Maher is strong under puck outs, as is Breen and coming onto possession the Tipp wing back likes to drive upfield. Breen and his half line colleagues need to bring a controlled disciplined fury to their play denying Maher, Conor O’Mahony and Kieran Bergin possession from puck outs. Succeeding in this provides a significant psychological advantage.
A major constituent in the groundwork needed for victory will be laid down if Breen, James Ryan and Seamus Hickey can win possession from 50/50 contests or break ball for their midfielders. Ryan brings a huge work rate to centre forward and spends a lot of time drifting to midfield and to the wings. It is difficult to contain a roving 11, particularly if his defence is on top. Hickey on the left is mobile with a high work rate and needs to supply the inside line regularly. The home side will attempt diagonal deliveries into their speedy inside line of Graeme Mulcahy and Sean Tobin. They can do damage by picking up breaks from tall full forward Declan Hannon or directly if they get quality ball, and it’s the quality of delivery that usually makes the difference.
I came away from the League final with the view that Tipperary were holding something back that day. If that’s true it will be revealed tomorrow. They cannot afford to leave anything in the tank in this tricky assignment as Limerick are always very confident playing their neighbours. Last year Tipp’s forward tactics early on created bunching in attack allowing the Limerick defence to play as a unit. The Premier attackers attempted to go straight through the middle of a compact defence, inevitably losing possession which boosted the confidence of opposing defenders.

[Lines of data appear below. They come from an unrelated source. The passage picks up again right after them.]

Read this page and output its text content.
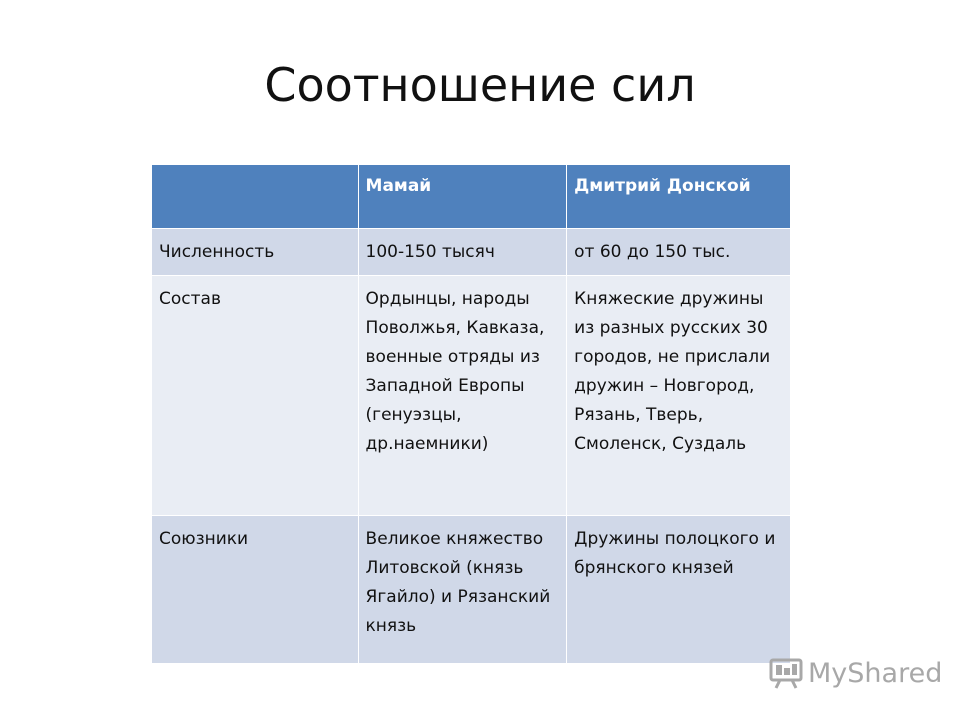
Соотношение сил
	Мамай	Дмитрий Донской
Численность	100-150 тысяч	от 60 до 150 тыс.
Состав	Ордынцы, народы Поволжья, Кавказа, военные отряды из Западной Европы (генуэзцы, др.наемники)	Княжеские дружины из разных русских 30 городов, не прислали дружин – Новгород, Рязань, Тверь, Смоленск, Суздаль
Союзники	Великое княжество Литовской (князь Ягайло) и Рязанский князь	Дружины полоцкого и брянского князей
MyShared
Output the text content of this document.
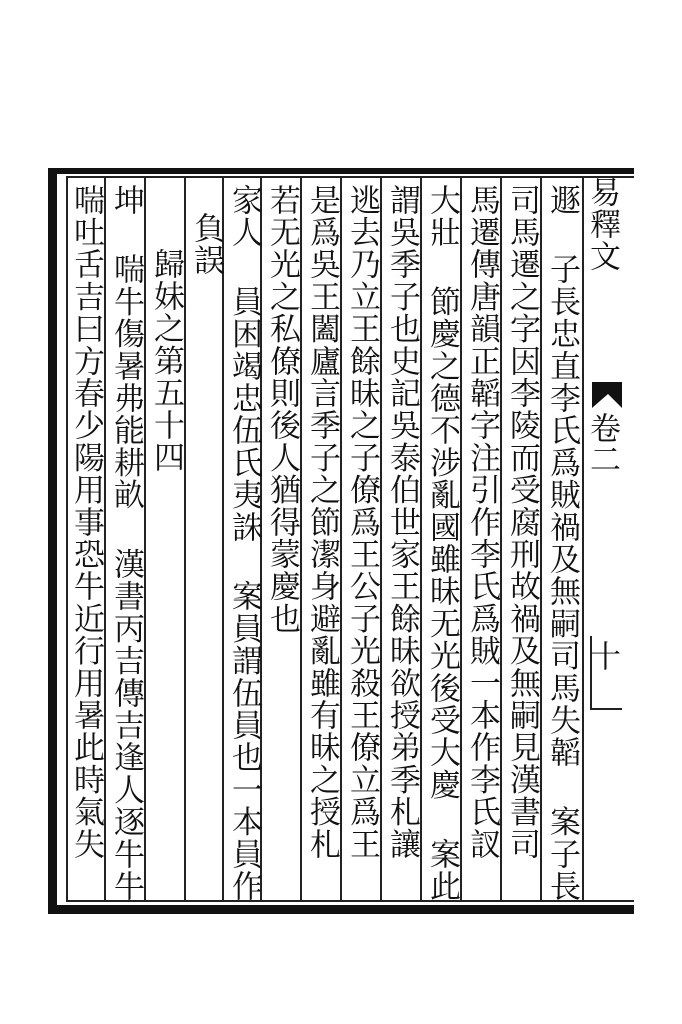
易釋文
卷二
十
遯 子長忠直李氏爲賊禍及無嗣司馬失韜 案子長
司馬遷之字因李陵而受腐刑故禍及無嗣見漢書司
馬遷傳唐韻正韜字注引作李氏爲賊一本作李氏訍
大壯 節慶之德不涉亂國雖昧无光後受大慶 案此
謂吳季子也史記吳泰伯世家王餘昧欲授弟季札讓
逃去乃立王餘昧之子僚爲王公子光殺王僚立爲王
是爲吳王闔廬言季子之節潔身避亂雖有昧之授札
若无光之私僚則後人猶得蒙慶也
家人 員困竭忠伍氏夷誅 案員謂伍員也一本員作
負誤
歸妹之第五十四
坤 喘牛傷暑弗能耕畝 漢書丙吉傳吉逢人逐牛牛
喘吐舌吉曰方春少陽用事恐牛近行用暑此時氣失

Tipp’s tactics have to involve the isolation of defenders by setting up “one on ones” and turning them by direct running. Putting Seamus Callanan, Noel McGrath and “Bonner” Maher in possession and having them run directly at the Limerick defence is key. It is very difficult for defenders to stop attackers legitimately when they have a metre or two of space and run straight with determination. Limerick’s full backline is not the tallest and it can be vulnerable to high deliveries. Tipp’s bench will come into play with big Brian O’Meara or Pa Bourke dangerous under the high ball while Eoin Kelly is bound to be used as an impact sub. The Blue and Gold should expect a warm reception on the Ennis Road tomorrow and plans should be in place to counteract the expected whirlwind opening Limerick will hope to achieve. Disciplined defending in numbers with forwards tracking back and slowing down proceedings is the best way to achieve this.
Tipperary were sloppy in defence last year. They weren’t ready for the intensity of the battle but they survived. Lightening won’t strike twice.
History will be made for the wrong reasons this weekend with Henry Shefflin missing his first Leinster senior championship game. But his absences will provide a “cause” for Kilkenny. They are favourites, justifiably so. But they are well aware anything which increases motivation is important as his side seeks three in a row. Having dragged the team almost single-handedly back into contention against Galway in the first final last year, every panellist will be well aware that victory in 2012 was owed to Shefflin. The players will want to repay this debt by getting to the final for his 10th medal. This will be a huge intrinsic motivating factor. Kilkenny would have been wary of the Faithful challenge in the two decades from 1980 onwards but Offaly have slipped since. The scoring burden falls squarely on the shoulders of Shane Dooley. The Noreside defenders are well aware that policing him closely, denying him chances from play and frees will make their task easier. An injury doubt surrounds midfield powerhouse Michael Fennelly but the Cats possess enough alternatives through Michael Rice and Lester Ryan to hold sway in this sector. Kilkenny’s riches are up front and with TJ Reid back in the frame it will prove a tough day for the home defence in Tullamore.
Meanwhile, this evening Dublin face an onerous task in Wexford Park. A lot has been invested in Dublin hurling over the years and they need a victory to ward off questions regarding the investment. Wexford will seek to make things tough and tight.